Dopo un anno e mezzo di udienze, spesso di tono laconico e frettoloso, una Corte militare di Gaza ha finalmente concluso oggi il processo contro gli assassini dell’attivista italiano Vittorio Arrigoni, condannando all’ergastolo e ai lavori forzati i due imputati principali rimasti in vita: Mahmud Salfiti (23 anni) e Tamer Hasasna (25). Un terzo imputato, Khader Ajram (26) – accusato di aver preso parte al rapimento, ma non all’uccisione del volontario lombardo – e’ stato condannato a 10 anni di reclusione. Un quarto imputato (il proprietario dell’abitazione in cui avvenne il delitto, Amer Abu Ghula, 26 anni) e’ stato condannato in contumacia a un anno di carcere. Altri tre membri della cellula salafita responsabile del rapimento – fra cui il suo capo, Abdel Rahman Brizat ‘il Giordano’ – erano rimasti uccisi nell’aprile 2011 in scontri a fuoco con le unita’ speciali di Hamas.
In un commento a caldo l’Ong umanitaria Pchr-Gaza – che ha seguito il dibattito processuale in tutte le sue fasi ‘in segno di rispetto per l’anima di Vittorio’, e malgrado lo scetticismo e le perplessita’ iniziali – ha espresso soddisfazione per la sentenza. Ha rilevato che in questa circostanza e’ stato possibile impedire che fossero inflitte condanne a morte anche perche’ la famiglia Arrigoni ha insistito affinche’ il processo si svolgesse secondo i dettami del diritto internazionale.
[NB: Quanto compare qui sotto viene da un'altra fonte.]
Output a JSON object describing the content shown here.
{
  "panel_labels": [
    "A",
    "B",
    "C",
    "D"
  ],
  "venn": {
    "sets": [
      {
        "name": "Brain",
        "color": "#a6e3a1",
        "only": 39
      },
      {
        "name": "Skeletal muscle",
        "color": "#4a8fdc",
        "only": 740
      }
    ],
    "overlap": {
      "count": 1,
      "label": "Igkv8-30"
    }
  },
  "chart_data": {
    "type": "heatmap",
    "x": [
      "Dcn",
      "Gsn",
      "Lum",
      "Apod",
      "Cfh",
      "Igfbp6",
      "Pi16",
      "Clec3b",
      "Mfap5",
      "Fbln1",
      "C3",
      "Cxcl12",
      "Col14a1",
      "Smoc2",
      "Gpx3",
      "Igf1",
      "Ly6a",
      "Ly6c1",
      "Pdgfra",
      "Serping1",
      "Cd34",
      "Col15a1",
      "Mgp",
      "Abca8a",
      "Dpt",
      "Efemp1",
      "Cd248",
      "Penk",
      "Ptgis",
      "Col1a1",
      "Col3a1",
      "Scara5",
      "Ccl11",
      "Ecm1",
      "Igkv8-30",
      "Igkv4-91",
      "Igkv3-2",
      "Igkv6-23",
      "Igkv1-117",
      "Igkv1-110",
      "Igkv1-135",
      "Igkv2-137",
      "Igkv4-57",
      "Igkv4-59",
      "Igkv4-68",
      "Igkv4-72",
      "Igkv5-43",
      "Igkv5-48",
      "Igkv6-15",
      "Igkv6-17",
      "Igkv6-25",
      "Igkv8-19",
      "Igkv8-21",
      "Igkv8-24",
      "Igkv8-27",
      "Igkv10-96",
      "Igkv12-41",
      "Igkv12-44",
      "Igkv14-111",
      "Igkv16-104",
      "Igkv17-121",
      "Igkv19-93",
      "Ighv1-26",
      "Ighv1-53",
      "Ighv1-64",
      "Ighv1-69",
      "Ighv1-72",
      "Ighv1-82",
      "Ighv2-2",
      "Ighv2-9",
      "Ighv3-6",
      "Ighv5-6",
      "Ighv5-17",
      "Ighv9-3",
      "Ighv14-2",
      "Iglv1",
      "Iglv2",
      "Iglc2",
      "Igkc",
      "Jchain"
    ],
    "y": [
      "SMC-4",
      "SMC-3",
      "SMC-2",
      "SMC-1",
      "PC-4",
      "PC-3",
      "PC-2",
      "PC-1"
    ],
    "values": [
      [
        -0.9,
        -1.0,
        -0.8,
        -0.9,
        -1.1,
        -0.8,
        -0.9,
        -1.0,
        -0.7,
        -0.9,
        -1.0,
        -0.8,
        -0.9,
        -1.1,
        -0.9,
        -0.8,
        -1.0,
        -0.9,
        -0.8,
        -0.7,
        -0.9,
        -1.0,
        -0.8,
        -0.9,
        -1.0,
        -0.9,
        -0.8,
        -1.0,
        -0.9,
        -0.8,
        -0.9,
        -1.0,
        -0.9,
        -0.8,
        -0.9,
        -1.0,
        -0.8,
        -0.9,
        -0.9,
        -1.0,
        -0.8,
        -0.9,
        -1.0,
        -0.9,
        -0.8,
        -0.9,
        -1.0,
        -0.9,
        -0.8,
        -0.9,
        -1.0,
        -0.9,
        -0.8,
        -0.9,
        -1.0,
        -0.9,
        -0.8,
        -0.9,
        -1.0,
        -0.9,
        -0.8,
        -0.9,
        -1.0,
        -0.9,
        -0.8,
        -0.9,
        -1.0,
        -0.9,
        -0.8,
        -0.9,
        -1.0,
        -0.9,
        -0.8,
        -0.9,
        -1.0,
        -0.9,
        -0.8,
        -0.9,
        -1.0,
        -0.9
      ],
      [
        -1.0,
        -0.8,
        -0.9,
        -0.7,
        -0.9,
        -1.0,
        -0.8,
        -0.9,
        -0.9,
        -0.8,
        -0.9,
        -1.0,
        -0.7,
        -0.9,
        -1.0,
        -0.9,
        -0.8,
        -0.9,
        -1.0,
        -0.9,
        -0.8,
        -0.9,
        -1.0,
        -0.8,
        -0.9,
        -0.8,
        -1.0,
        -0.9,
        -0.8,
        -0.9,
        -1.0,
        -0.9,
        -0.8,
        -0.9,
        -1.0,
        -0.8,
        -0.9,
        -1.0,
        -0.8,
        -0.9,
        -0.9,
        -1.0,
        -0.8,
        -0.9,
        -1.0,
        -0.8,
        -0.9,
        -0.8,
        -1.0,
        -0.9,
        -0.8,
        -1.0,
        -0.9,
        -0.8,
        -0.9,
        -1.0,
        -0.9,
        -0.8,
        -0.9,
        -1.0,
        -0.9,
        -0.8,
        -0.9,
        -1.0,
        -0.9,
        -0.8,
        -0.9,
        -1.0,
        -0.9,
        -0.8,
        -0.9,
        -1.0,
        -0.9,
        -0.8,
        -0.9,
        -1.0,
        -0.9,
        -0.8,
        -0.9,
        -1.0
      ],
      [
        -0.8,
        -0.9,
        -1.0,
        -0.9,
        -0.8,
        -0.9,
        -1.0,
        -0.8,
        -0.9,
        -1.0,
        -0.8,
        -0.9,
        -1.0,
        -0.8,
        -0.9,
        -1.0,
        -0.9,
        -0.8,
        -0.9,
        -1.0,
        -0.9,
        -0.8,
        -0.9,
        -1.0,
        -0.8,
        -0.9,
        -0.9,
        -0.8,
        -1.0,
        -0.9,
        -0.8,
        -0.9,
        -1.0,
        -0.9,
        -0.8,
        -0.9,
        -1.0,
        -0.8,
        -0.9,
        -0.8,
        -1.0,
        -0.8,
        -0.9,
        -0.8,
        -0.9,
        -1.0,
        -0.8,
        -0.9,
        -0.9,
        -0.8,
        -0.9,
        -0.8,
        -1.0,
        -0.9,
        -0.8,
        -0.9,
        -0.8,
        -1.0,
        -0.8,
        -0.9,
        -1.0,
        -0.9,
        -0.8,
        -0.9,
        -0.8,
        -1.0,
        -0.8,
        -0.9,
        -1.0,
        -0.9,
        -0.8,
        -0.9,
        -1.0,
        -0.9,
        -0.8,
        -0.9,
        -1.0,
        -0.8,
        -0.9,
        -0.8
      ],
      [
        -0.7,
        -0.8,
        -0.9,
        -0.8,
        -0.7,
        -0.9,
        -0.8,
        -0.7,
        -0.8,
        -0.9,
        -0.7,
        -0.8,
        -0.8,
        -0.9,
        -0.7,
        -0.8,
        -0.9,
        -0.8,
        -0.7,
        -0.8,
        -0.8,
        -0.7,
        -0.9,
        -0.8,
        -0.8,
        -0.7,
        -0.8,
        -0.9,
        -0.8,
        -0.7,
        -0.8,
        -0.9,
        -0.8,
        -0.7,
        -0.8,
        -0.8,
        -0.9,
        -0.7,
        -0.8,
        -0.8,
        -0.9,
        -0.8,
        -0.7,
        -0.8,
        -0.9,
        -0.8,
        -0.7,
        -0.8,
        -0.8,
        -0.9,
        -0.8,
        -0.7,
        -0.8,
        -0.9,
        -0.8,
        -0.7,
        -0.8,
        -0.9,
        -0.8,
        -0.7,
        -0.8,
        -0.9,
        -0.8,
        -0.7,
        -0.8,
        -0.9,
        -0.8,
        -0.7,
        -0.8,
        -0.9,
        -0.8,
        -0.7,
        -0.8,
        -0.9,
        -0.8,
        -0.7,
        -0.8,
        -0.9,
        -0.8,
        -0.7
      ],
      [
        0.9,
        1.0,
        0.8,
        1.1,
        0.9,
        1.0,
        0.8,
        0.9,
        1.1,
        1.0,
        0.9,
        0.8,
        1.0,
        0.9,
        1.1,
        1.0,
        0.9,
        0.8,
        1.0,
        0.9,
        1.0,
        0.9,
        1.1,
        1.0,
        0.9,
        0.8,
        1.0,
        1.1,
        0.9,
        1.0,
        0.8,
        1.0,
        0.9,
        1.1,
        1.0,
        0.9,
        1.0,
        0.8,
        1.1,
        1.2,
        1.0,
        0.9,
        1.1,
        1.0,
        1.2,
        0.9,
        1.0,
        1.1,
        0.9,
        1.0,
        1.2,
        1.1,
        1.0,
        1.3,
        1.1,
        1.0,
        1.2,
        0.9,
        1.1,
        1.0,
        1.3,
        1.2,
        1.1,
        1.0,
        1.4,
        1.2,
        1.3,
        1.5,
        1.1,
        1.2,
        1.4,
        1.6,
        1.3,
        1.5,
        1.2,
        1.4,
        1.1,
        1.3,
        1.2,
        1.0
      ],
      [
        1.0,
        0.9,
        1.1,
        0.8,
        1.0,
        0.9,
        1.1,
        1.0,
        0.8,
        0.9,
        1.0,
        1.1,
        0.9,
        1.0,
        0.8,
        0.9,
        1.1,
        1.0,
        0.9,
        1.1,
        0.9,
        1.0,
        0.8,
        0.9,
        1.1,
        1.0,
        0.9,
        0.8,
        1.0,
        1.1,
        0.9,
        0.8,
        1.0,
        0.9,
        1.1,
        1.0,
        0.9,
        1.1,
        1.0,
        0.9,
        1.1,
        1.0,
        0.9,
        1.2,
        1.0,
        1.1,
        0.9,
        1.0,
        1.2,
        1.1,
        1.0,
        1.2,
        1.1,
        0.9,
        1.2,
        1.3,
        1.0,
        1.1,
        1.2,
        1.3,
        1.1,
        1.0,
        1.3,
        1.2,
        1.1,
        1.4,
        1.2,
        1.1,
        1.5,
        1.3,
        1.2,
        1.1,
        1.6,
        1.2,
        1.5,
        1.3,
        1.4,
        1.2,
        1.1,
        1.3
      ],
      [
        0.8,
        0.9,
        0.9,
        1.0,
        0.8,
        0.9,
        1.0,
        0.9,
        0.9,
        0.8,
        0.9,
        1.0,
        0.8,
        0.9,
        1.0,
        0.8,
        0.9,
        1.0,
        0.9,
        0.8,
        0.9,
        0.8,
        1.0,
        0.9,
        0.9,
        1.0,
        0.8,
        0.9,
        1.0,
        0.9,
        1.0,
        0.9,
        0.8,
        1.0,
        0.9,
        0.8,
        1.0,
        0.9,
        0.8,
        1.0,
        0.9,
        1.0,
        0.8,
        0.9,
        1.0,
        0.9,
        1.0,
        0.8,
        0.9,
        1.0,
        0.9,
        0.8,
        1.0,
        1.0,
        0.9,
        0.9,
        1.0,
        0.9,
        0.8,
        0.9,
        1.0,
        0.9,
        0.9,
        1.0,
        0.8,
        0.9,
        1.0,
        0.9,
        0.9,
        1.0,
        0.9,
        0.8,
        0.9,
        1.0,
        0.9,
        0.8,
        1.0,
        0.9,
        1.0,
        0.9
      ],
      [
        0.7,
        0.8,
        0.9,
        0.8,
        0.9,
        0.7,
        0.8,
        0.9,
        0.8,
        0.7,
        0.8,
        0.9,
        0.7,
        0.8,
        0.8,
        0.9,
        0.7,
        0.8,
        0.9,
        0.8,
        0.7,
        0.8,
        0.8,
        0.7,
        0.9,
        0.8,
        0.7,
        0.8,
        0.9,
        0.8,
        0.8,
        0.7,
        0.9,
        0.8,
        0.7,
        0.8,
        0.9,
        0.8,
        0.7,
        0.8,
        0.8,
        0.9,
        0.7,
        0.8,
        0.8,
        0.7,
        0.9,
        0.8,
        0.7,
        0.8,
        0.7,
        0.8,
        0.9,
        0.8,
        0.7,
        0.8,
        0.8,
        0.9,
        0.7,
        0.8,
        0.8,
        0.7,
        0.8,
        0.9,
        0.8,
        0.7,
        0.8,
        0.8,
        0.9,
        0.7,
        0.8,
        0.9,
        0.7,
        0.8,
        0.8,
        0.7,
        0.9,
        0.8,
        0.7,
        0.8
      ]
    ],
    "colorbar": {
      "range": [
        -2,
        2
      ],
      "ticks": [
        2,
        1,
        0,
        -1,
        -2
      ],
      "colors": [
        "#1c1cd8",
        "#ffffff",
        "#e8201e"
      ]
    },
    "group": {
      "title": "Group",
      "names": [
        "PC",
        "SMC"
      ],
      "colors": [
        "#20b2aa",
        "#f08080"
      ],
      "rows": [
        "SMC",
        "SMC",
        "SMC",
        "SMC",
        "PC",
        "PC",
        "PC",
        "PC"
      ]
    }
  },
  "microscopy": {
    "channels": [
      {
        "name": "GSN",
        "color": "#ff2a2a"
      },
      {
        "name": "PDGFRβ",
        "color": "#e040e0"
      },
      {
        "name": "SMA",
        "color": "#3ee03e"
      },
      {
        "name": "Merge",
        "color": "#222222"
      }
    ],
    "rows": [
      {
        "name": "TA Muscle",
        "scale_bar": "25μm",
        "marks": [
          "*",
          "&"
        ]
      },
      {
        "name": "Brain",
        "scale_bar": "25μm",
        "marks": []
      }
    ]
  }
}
‘Possiamo dirci soddisfatti; – ha concluso Pchr-Gaza, in un comunicato – e’ stato in fin dei conti un processo onesto e legittimo’. Parole a cui hanno fatto eco quelle del legale italiano degli Arrigoni, l’avvocato Gilberto Pagani, che ha assistito a parte delle udienze grazie anche all’assistenza garantita dalla Farnesina attraverso il Consolato a Gerusalemme. ‘E’ una buona sentenza, il massimo che potessimo avere date le condizioni’, ha sottolineato Pagani all’ANSA, con un riferimento indiretto ai limiti di un procedimento svoltosi sotto l’ombrello del potere esercitato dagli islamici di Hamas nell’enclave palestinese. ‘Siamo contenti anche perche’ non ci sono state condanne a morte’, ha proseguito il legale ricordando come la madre di Vittorio, Egidia Beretta, sindaco del comune di Bulciago (Lecco), si fosse pronunciata fin da subito contro il ricorso alla legge del taglione e come la famiglia gli avesse commissionato ‘ due lettere ufficiali alla Corte in cui si chiedeva che non ci fossero sentenze capitali’ in omaggio alle convinzioni dalla vittima: condensate in quel motto -‘Restiamo umani’- posto a sigillo di tanti suoi scritti.
Tutti gli imputati – che oggi hanno accolto la sentenza rivolgendo sorrisi provocatori ai presenti – provengono dalle file della sicurezza di Hamas, ma rivendicano d’aver sposato per ragioni ideologiche la causa dell’Islam jihadista salafita, su posizioni ancor piu’ radicali. Dopo aver assunto un nome di battaglia (la ‘Cellula A-Hammam Mohammed Bin Maslama’) avevano orchestrato il rapimento di Arrigoni nell’intento di obbligare lo stesso Hamas – hanno affermato – a liberare uno sceicco salafita (Abu al-Walid al-Maqdesi) che in quei mesi era agli arresti a Gaza e che nel frattempo e’ stato rilasciato. Arrigoni – Vik per gli amici – fu d’altronde strangolato in un appartamento di Jabalya, nel nord della Striscia di Gaza, ancor prima dello scadere dell’ultimatum fissato dai sequestratori.
Un anno e mezzo dopo quei tragici eventi, le condanne odierne rivestono intanto pure un significato politico. Hamas appare infatti ancora impegnato a misurarsi con i gruppi salafiti, che sembrano aver persino accresciuto la loro baldanza tanto nella Striscia quanto nel confinante Sinai egiziano. Su pressione dei servizi segreti del Cairo e del nuovo vertice politico guidato in Egitto dai Fratelli Musulmani, la leadership di Gaza ha avviato di recente una serie di retate negli ambienti iper-integralisti, compiendo decine di fermi. I miliziani rilasciati hanno poi denunciato d’essere stati duramente percossi durante gli interrogatori. Ma la severita’ della sentenza Arrigoni potrebbe essere il segnale che la resa dei conti nei loro riguardi non e’ destinata a finire qui.